The iStream process actually combines elements of many construction methods, to offer outstanding levels of platform flexibility. As a former Formula one designer, Murray knew when he began working on the concept that the lightest, strongest way to build a body-shell is using a one-piece carbon-fibre moulding (which is why McLaren does it that way) but big carbon-fibre mouldings are very, very expensive to produce and the slightest change in design necessitates a completely new mould.

Modular platform

So he combined a simple thin-wall tubular aluminium frame very similar in concept to those used in modern motorcycles, with honeycomb recycled carbon-composite panels, to create a basic modular platform that can be stretched from a two-seat city car to a full-sized SUV or even a panel van - without the need for expensive press tools or big carbon-fibre moulds (and the huge curing ovens that go with them).

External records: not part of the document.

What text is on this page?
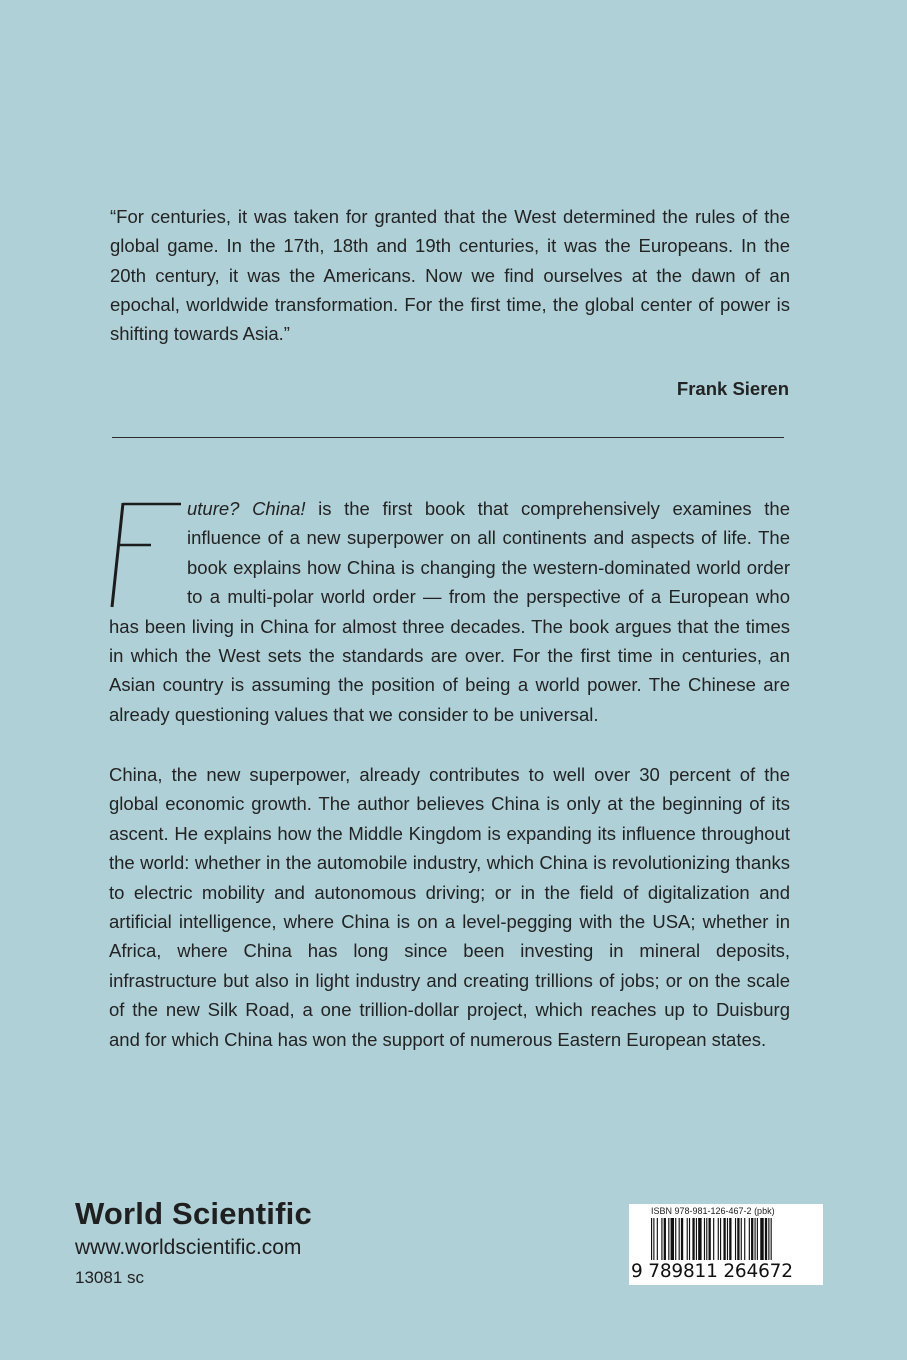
“For centuries, it was taken for granted that the West determined the rules of the global game. In the 17th, 18th and 19th centuries, it was the Europeans. In the 20th century, it was the Americans. Now we find ourselves at the dawn of an epochal, worldwide transformation. For the first time, the global center of power is shifting towards Asia.”

Frank Sieren

uture? China! is the first book that comprehensively examines the influence of a new superpower on all continents and aspects of life. The book explains how China is changing the western-dominated world order to a multi-polar world order — from the perspective of a European who has been living in China for almost three decades. The book argues that the times in which the West sets the standards are over. For the first time in centuries, an Asian country is assuming the position of being a world power. The Chinese are already questioning values that we consider to be universal.

China, the new superpower, already contributes to well over 30 percent of the global economic growth. The author believes China is only at the beginning of its ascent. He explains how the Middle Kingdom is expanding its influence throughout the world: whether in the automobile industry, which China is revolutionizing thanks to electric mobility and autonomous driving; or in the field of digitalization and artificial intelligence, where China is on a level-pegging with the USA; whether in Africa, where China has long since been investing in mineral deposits, infrastructure but also in light industry and creating trillions of jobs; or on the scale of the new Silk Road, a one trillion-dollar project, which reaches up to Duisburg and for which China has won the support of numerous Eastern European states.

World Scientific

www.worldscientific.com

13081 sc

ISBN 978-981-126-467-2 (pbk)
9 789811 264672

And, to prove that it works, he built the Superlight T.43 chassis you see in the pictures; it’s intended for a mid-rear mounted 165kW engine with a six-speed manual transaxle and independent suspension all round, attached to a subframe under the box-section front structure of the shell and on the engine itself, F1 style, at the rear.

The whole car, he says, would be about 3640mm long on a 2500mm wheelbase, 1750mm wide and 1240mm high, and should weigh less than 850kg wet, giving it a power-to-weight ratio of just under 200kW/ton, which would put it firmly in supercar territory.

Sitting pretty

Then he extended the principle a little further to create the iStream lightweight seat, which uses glass or recycled carbon-fibre composite panels as stressed members on a tubular frame, in a design that’s about 30 percent lighter than a typical vehicle seat, with four-way adjustment and fold-flat mode, that can be tweaked to suit any type of passenger vehicle from a sports car to a minibus, from an aircraft to a train.

On show

Gordon Murray Design will display the iStream Superlight body and lightweight seat at the Low Carbon Vehicle 2018 show on 12 and 13 September 2018 at Millbrook, Bedfordshire.